Thursday, February 28, 2008

Treasure Tales, Colorado

Just like Arizona, Colorado is loaded with lost mines and caches of gold nuggets that never made it to the assayer’s office.

Somewhere in the La Plata Mountains in the Four Corners area is a rich gold mine found by the Spanish. The date of the discovery of the mine changes from one story to another but the most logical dates are the 1770’s or the 1570’s. It appears that the Spanish may have worked the mine for as many as 25 years and the mine was named the Josephine Mine. The story says that the Spaniards melted down the gold they had mined during one summer and used it to make a solid gold statue of the Christ Child.

The Spaniards were transporting the statue and other gold they had to Santa Fe and were attacked by Indians. The survivors of the attack hid the golden statue in a cave as they made their way out of the mountains. The Josephine mine is said to be located somewhere near Dolores, CO and several Spanish arrastras have been found in that area.

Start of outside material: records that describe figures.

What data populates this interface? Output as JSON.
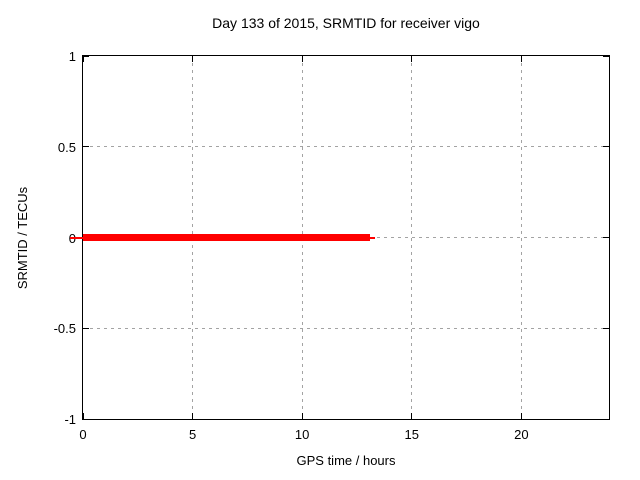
{
  "chart_data": {
    "type": "line",
    "title": "Day 133 of 2015, SRMTID for receiver vigo",
    "xlabel": "GPS time / hours",
    "ylabel": "SRMTID / TECUs",
    "xlim": [
      0,
      24
    ],
    "ylim": [
      -1,
      1
    ],
    "x_ticks": {
      "values": [
        0,
        5,
        10,
        15,
        20
      ],
      "labels": [
        "0",
        "5",
        "10",
        "15",
        "20"
      ]
    },
    "y_ticks": {
      "values": [
        1,
        0.5,
        0,
        -0.5,
        -1
      ],
      "labels": [
        "1",
        "0.5",
        "0",
        "-0.5",
        "-1"
      ]
    },
    "grid": true,
    "legend": "none",
    "series": [
      {
        "name": "SRMTID",
        "color": "#ff0000",
        "x": [
          0,
          13.1
        ],
        "y": [
          0,
          0
        ]
      }
    ]
  },
  "colors": {
    "background": "#ffffff",
    "border": "#000000",
    "grid": "#a3a3a3",
    "series_red": "#ff0000",
    "text": "#000000"
  }
}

If you are thinking about searching for the statue I hope you aren’t superstitious. There are apparently several stories of prospectors that happened across the statue and went insane or died shortly after seeing it.

Here’s one for all of you outlaw gold chasers. In the late 1840’s a group of outlaws had a lucky robbery where they made off with a cache of money “worth hundreds of thousands of dollars” in Sacramento, California. The majority of the group was killed while trying to escape but two of the outlaws made it to a spot that was once known as the James Will Sheep Ranch a few miles east of Clifford in Lincoln County, Colorado. The two that escaped buried the money in a dutch oven (must have been a really big dutch oven) and then made three mounds around it to look like graves. The three graves were in the shape of a triangle and they made headstones for each grave. The two outlaws used the false date of 1857 and their own names on two of the headstones and on the third they marked “Unknown- 1857”. The dutch oven was in the middle of the triangle formed by the three fake graves.

In 1931 one of the tombstones was found and another was found later in 1934. The one found in 1934 was marked “D. Grover and Joseph Foxe Lawe-- August 8, 1957”. Several searches of the old sheep ranch were made back in the 1930’s and 1940’s but the third headstone and the cache has never been found, at least not that we know of.